2 Responses to “Storage: A Minimalist’s Observations”

  1. Amy August 31, 2012 at 10:37 am #

    My bedroom is a mess. I started a home-based business and have every intention of using the built-in desk and shelves in the bedroom for work. But I have so much stuff to organize, and I keep putting it off because it seems like such a huge task. Do we really need all these books?! And I still haven’t gotten a handle on managing all the paper!

    It’s hard to talk to my husband about accumulating things. He comes home with random “useful” items because they were on sale or were inexpensive, and they sit around taking up space and never–never–get used. “Just in case is just a waste?” I definitely agree.

    I’m going to get off the computer and go to work on organizing the bedroom…

    • Dana Byers August 31, 2012 at 3:11 pm #

      Best wishes, Amy! If I might, I’d suggest just working on one room at a time; one project at a time. For example, choose how you want your office set up first. Then maybe get things filed (the more simple the filing system, the better). Then you could sort out which items to keep/sell/or donate.

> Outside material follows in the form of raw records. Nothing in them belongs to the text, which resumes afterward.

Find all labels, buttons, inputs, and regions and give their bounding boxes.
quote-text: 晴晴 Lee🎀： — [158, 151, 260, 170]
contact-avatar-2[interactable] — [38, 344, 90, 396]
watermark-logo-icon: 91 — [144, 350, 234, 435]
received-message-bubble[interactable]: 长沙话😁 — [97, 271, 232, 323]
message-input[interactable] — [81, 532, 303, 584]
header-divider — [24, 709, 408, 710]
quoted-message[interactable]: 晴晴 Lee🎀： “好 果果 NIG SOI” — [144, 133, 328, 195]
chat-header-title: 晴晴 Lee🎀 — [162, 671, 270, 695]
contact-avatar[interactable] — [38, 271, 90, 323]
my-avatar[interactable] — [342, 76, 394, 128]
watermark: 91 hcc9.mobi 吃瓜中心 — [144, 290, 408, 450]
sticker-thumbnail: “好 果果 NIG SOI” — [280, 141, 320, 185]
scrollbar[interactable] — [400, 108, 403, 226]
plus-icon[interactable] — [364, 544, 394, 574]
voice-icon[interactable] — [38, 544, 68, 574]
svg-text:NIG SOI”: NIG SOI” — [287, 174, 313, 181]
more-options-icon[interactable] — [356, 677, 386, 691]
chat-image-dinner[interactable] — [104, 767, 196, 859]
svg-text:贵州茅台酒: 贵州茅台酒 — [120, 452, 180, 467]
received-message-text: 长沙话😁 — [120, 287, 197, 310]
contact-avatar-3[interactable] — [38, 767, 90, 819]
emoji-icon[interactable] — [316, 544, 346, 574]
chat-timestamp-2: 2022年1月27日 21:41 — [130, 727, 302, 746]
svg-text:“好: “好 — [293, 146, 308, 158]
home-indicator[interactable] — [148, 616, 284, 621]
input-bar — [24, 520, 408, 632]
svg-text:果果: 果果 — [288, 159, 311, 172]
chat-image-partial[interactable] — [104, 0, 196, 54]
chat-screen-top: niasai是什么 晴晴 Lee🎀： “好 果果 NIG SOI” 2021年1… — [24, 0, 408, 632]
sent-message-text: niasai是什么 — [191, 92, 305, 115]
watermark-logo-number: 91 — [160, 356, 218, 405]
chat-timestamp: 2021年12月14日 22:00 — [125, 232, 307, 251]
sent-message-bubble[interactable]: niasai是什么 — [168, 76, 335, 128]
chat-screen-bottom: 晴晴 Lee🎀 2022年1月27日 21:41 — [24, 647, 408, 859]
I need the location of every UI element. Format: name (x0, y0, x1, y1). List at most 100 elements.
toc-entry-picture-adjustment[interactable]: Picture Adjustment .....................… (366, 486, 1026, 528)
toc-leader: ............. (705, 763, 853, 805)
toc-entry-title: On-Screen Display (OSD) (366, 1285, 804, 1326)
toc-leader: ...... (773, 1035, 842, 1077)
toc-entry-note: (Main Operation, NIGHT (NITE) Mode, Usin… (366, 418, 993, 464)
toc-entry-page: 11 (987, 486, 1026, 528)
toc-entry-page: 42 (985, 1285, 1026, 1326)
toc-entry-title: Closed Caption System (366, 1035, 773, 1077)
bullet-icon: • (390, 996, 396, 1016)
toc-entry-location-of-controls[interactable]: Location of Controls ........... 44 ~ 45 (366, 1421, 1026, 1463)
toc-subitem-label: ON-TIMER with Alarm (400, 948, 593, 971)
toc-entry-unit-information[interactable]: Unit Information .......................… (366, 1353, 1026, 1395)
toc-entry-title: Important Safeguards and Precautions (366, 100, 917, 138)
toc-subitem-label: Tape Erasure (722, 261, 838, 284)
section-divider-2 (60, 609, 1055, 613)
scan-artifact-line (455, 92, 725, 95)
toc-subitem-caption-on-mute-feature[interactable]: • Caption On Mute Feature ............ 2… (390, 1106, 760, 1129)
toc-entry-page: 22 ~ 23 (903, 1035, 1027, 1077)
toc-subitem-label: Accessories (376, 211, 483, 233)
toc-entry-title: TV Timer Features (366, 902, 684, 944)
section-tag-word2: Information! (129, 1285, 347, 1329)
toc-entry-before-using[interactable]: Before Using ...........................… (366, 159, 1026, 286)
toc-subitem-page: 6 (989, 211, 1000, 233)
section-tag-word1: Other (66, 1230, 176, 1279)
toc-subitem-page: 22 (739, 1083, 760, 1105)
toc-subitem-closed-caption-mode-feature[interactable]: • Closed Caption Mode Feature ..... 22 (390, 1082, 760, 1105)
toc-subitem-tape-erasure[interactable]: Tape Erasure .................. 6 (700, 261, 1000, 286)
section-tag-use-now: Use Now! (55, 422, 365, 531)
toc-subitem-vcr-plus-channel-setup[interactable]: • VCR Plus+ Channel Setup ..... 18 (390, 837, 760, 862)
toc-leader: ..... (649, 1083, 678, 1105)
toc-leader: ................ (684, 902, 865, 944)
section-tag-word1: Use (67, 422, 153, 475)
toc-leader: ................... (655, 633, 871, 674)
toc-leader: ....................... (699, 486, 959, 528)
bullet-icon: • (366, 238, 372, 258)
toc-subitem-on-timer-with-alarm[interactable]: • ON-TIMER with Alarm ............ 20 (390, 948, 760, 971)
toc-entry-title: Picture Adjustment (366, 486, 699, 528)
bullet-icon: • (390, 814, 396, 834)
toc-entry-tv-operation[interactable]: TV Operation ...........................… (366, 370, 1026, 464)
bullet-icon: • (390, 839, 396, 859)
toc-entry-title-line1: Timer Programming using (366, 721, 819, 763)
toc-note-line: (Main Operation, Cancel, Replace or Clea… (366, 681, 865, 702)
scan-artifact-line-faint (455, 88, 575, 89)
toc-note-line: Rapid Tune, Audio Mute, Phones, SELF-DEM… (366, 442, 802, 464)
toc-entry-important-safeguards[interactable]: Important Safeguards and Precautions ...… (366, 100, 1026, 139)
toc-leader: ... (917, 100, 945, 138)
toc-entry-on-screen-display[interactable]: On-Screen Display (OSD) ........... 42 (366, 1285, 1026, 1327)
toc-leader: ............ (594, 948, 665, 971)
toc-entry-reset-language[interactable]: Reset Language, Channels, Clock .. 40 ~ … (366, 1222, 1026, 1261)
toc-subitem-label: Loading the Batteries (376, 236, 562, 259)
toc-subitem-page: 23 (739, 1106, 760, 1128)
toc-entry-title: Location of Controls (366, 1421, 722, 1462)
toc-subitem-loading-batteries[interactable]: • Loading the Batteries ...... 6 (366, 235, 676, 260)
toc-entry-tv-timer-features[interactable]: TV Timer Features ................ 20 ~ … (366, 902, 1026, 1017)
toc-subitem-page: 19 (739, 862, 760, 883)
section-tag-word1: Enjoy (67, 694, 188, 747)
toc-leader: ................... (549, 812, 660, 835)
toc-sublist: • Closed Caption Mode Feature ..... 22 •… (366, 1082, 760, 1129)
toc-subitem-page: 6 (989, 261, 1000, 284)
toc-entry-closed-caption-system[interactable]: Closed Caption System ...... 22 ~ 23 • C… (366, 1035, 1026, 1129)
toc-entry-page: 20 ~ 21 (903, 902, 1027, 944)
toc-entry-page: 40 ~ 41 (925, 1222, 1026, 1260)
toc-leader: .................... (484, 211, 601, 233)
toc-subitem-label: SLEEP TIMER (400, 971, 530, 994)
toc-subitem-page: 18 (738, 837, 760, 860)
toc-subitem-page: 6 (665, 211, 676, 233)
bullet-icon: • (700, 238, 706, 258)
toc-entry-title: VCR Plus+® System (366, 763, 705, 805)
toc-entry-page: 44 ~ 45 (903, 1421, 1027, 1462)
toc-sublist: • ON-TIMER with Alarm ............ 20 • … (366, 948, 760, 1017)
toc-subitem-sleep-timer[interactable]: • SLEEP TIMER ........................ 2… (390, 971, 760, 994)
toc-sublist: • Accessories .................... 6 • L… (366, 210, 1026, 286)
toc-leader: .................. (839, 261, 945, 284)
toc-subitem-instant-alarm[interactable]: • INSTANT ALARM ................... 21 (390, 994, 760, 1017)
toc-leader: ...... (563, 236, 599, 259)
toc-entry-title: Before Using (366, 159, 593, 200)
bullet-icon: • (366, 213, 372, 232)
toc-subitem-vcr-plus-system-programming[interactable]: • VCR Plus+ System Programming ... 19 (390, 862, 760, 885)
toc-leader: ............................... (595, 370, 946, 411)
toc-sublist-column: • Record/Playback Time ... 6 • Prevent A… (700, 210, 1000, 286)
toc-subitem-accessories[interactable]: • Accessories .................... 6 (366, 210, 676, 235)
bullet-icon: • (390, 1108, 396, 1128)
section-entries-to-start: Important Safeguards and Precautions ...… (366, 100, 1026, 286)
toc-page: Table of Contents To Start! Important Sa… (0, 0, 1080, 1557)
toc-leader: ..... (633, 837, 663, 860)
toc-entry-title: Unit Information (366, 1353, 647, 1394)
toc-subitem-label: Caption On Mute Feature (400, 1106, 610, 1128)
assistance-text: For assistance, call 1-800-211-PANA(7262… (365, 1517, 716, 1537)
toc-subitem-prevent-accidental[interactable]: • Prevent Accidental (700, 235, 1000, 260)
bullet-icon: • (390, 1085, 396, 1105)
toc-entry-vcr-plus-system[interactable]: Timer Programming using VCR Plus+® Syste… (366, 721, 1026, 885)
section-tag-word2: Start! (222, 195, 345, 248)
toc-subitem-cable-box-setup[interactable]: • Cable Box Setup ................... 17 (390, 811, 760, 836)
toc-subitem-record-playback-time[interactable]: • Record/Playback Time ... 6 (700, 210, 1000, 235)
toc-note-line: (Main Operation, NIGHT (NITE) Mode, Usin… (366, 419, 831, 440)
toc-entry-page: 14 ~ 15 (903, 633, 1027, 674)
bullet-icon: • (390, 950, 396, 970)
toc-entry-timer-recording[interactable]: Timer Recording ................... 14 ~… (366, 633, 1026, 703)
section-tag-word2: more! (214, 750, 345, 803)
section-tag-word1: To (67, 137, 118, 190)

      Something that’s helped me is setting my phone timer to work hard (no interruptions if possible) for 45 minutes to an hour, then taking a break to admire the progress. Maybe do that once a day for a week and you’ll be amazed at the changes you’re creating!

      I didn’t make changes overnight. It comes over time, especially if we have family members who might take awhile to make the adjustment. I think we have to tread lightly so we don’t overwhelm or frustrate ourselves and those with whom we live.

      Incremental change will get you there!